Un rapport publié mercredi par l’ONG internationale Human Rights Watch (HRW) accuse le mouvement rebelle AFC-M23 de graves violations des droits humains dans des camps situés à Rumangabo et Tshanzu, dans l’est de la République démocratique du Congo. L’organisation évoque notamment des recrutements forcés de civils, y compris d’enfants, des détentions arbitraires, des mauvais traitements et des exécutions sommaires présumées.
Selon Human Rights Watch, l’enquête repose sur des entretiens menés auprès de 102 anciens détenus ayant fui les camps, été déployés au sein du M23 ou s’étant rendus aux Forces armées de la République démocratique du Congo (FARDC). L’ONG affirme également avoir recueilli des témoignages auprès de témoins d’abus ainsi que de sources issues des Nations Unies, des services de renseignement, des médias et du corps diplomatique.
Le rapport soutient que le M23 aurait intensifié ses campagnes de recrutement depuis 2024, particulièrement après l’expansion de son contrôle territorial dans l’est du pays en 2025. Des milliers de personnes, parmi lesquelles des soldats, des policiers, des membres des groupes Wazalendo et des civils, auraient été recrutées, parfois sous la contrainte. Human Rights Watch affirme que certains enfants âgés de seulement 12 ans figureraient parmi les personnes concernées.
L’organisation rapporte également que des personnes détenues dans les camps de Rumangabo et Tshanzu auraient été soumises à des conditions de vie particulièrement difficiles, marquées par le manque de nourriture, d’eau et de soins médicaux. Des témoignages font état de violences physiques et d’exécutions visant notamment des personnes accusées de tentative d’évasion.
Human Rights Watch affirme par ailleurs avoir recueilli des éléments suggérant la présence de militaires rwandais lors des opérations de recrutement et dans les camps. L’ONG estime que le soutien présumé du Rwanda au M23 pourrait engager la responsabilité des autorités rwandaises au regard du droit international humanitaire.
L’organisation appelle les Nations Unies, l’Union africaine, l’Union européenne et les États-Unis à dénoncer publiquement ces abus et à envisager des sanctions ciblées contre les responsables présumés.
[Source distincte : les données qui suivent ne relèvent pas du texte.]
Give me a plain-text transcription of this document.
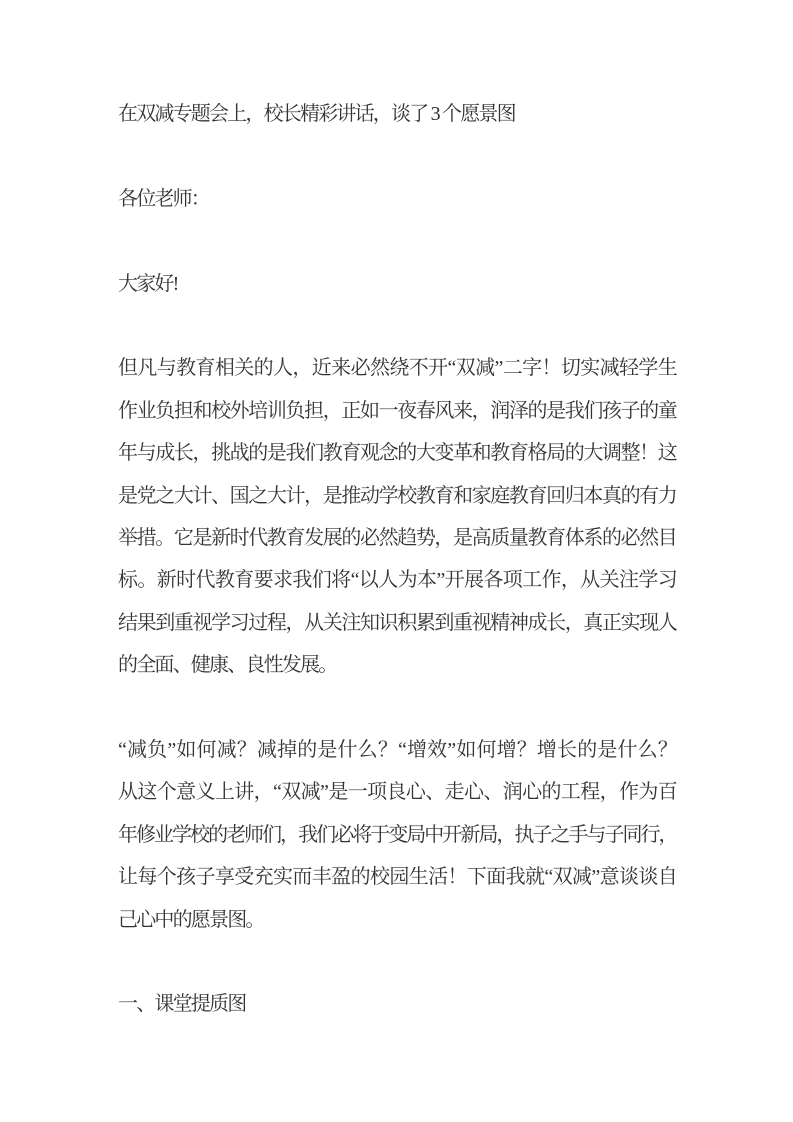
在双减专题会上，校长精彩讲话，谈了 3 个愿景图
各位老师：
大家好!
但凡与教育相关的人，近来必然绕不开“双减”二字！切实减轻学生
作业负担和校外培训负担，正如一夜春风来，润泽的是我们孩子的童
年与成长，挑战的是我们教育观念的大变革和教育格局的大调整！这
是党之大计、国之大计，是推动学校教育和家庭教育回归本真的有力
举措。它是新时代教育发展的必然趋势，是高质量教育体系的必然目
标。新时代教育要求我们将“以人为本”开展各项工作，从关注学习
结果到重视学习过程，从关注知识积累到重视精神成长，真正实现人
的全面、健康、良性发展。
“减负”如何减？减掉的是什么？“增效”如何增？增长的是什么？
从这个意义上讲，“双减”是一项良心、走心、润心的工程，作为百
年修业学校的老师们，我们必将于变局中开新局，执子之手与子同行，
让每个孩子享受充实而丰盈的校园生活！下面我就“双减”意谈谈自
己心中的愿景图。
一、课堂提质图
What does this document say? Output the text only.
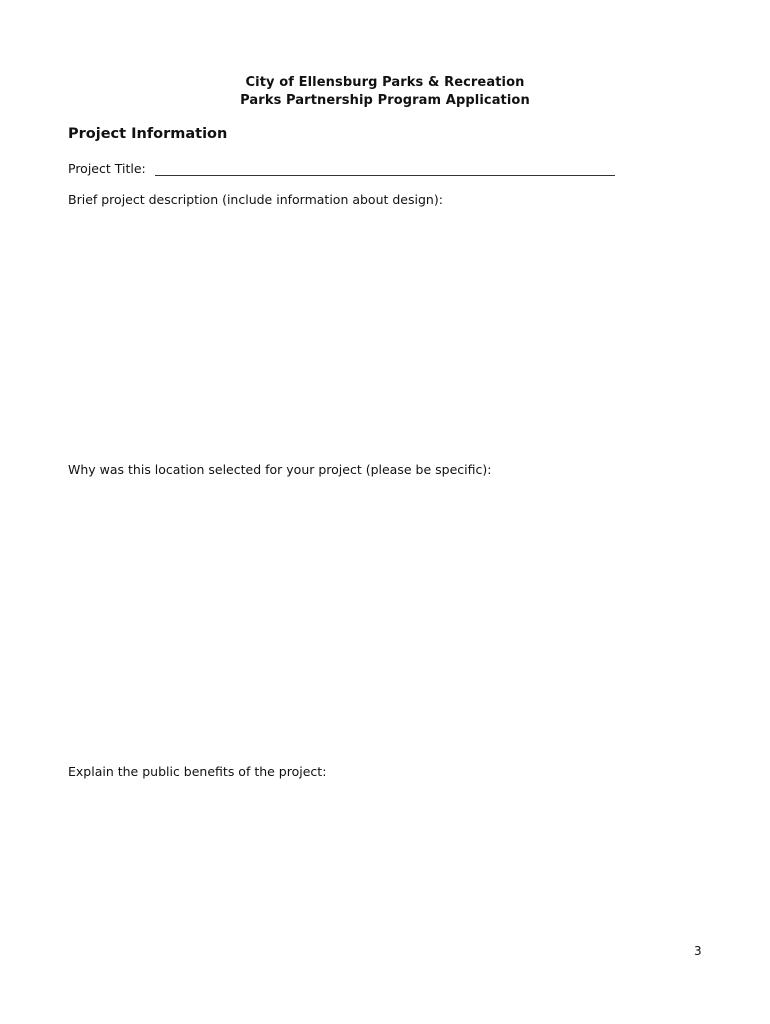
City of Ellensburg Parks & Recreation
Parks Partnership Program Application
Project Information
Project Title:
Brief project description (include information about design):
Why was this location selected for your project (please be specific):
Explain the public benefits of the project:
3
Elle invite également les autorités congolaises et la Cour pénale internationale à poursuivre les enquêtes sur les crimes de guerre et crimes contre l’humanité allégués.
L’AFC-M23 dénonce un rapport « déséquilibré »
En réaction, l’AFC-M23 a rejeté avec fermeté les conclusions du rapport de Human Rights Watch. Dans un communiqué publié mercredi, le mouvement affirme que le document est « profondément déséquilibré, sélectif, entaché d’inexactitudes et déconnecté des réalités du terrain ».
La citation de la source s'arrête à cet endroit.